Chandler explains that intertextuality refers to more than the influences of writers on each other and the subjective power of language. Barthes in Image-Music-Text says that “it is language which speaks, not the author; to write is …to reach the point where only language acts, “performs”, and not “me” (Barthes, 1977:143). Chandler underlines that when writing we are using existing concepts and conventions and therefore writing can’t be confined to the author’s intentions; we may actually communicate things that we are unaware of. Intertextuality takes account of more than is within the frame of an image.

The concept of intertextuality became common for the textual theories of postmodernism, where interaction between the text and sign context is fundamental condition for making meaning. Intertextuality is the influence of other texts that add layers of meaning to images.

We are asked, is there an example of imagery within your work that features signs that can be interpreted in different ways by different viewers?
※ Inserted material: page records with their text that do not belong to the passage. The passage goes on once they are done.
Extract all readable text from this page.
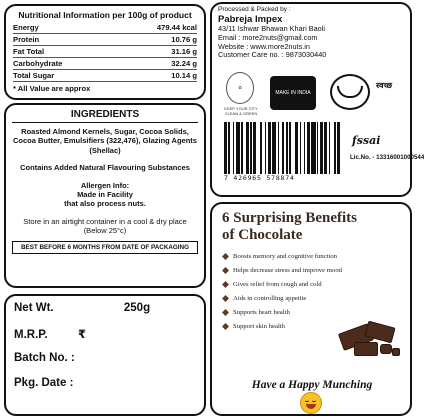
Nutritional Information per 100g of product
Energy	479.44 kcal
Protein	10.76 g
Fat Total	31.16 g
Carbohydrate	32.24 g
Total Sugar	10.14 g
* All Value are approx
INGREDIENTS
Roasted Almond Kernels, Sugar, Cocoa Solids, Cocoa Butter, Emulsifiers (322,476), Glazing Agents (Shellac)
Contains Added Natural Flavouring Substances
Allergen Info:
Made in Facility
that also process nuts.
Store in an airtight container in a cool & dry place (Below 25°c)
BEST BEFORE 6 MONTHS FROM DATE OF PACKAGING
Net Wt.	250g
M.R.P.	₹
Batch No. :
Pkg. Date :
Processed & Packed by :
Pabreja Impex
43/11 Ishwar Bhawan Khari Baoli
Email : more2nuts@gmail.com
Website : www.more2nuts.in
Customer Care no. : 9873030440
♻
KEEP YOUR CITY CLEAN & GREEN
MAKE IN INDIA
स्वच्छ
7 426965 578874
fssai
Lic.No. - 13316001000544
6 Surprising Benefits
of Chocolate
Boosts memory and cognitive function
Helps decrease stress and improve mood
Gives relief from cough and cold
Aids in controlling appetite
Supports heart health
Support skin health
Have a Happy Munching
Post an annotated example of your intertextual analysis to your learning log. (Boothroyd, 2015:32)

A building containing white cylinders (Niki South, 2020)

At the first level of Barthe’s meaning, the linguistic, the text accompanying this image tells a viewer that there are cylinders behind glass. The literal message is that the white cylinders are arranged in a pyramid shape behind textured glass, set in a white frame; the glass is probably a window and part of a building.

There is no external context for this image, but the denoted elements above may be translated by using the connotators, the signifiers. There are no obvious handles on the cylinders, which otherwise could signify they are mugs.  In this case the textured glass might signify that this is a room which needs some privacy.

Contextual knowledge, myth may lead some viewers to the idea that this is a bathroom window, and therefore that the objects behind the glass are in fact toilet rolls. Equally another’s experience may lead them to believe that these are actually till rolls in a pyramid. I would suggest that within our culture the way that these cylinders are neatly arranged they would be more likely to be toilet rolls.

The semiotic significance of these white cylinders was grounded in the shortage of toilet rolls at the beginning of the covid 19 pandemic, but without this context, it loses this meaning.

References:

Barthes, Roland (1977). Rhetoric of the image, music text. London: Fontana Press.

Boothroyd, S (2020) Photography 3: Body of work coursebook. Open College of the Arts. Barnsley.

Chandler, D. and Dr, D. C. (2002) Semiotics: The Basics. (s.l.): Routledge.

Kristeva, J (1980) Desire in language: A semiotic approach to literature and art. New York: Columbia University Press. Cited in Chandler, D. and Dr, D. C. (2002) Semiotics: The Basics. (s.l.): Routledge, pp 230.

Roland, B. (1977) ‘Image -Music-Text”. Cited in Chandler, D. and Dr, D. C. (2002) Semiotics: The Basics. (s.l.): Routledge, p 196.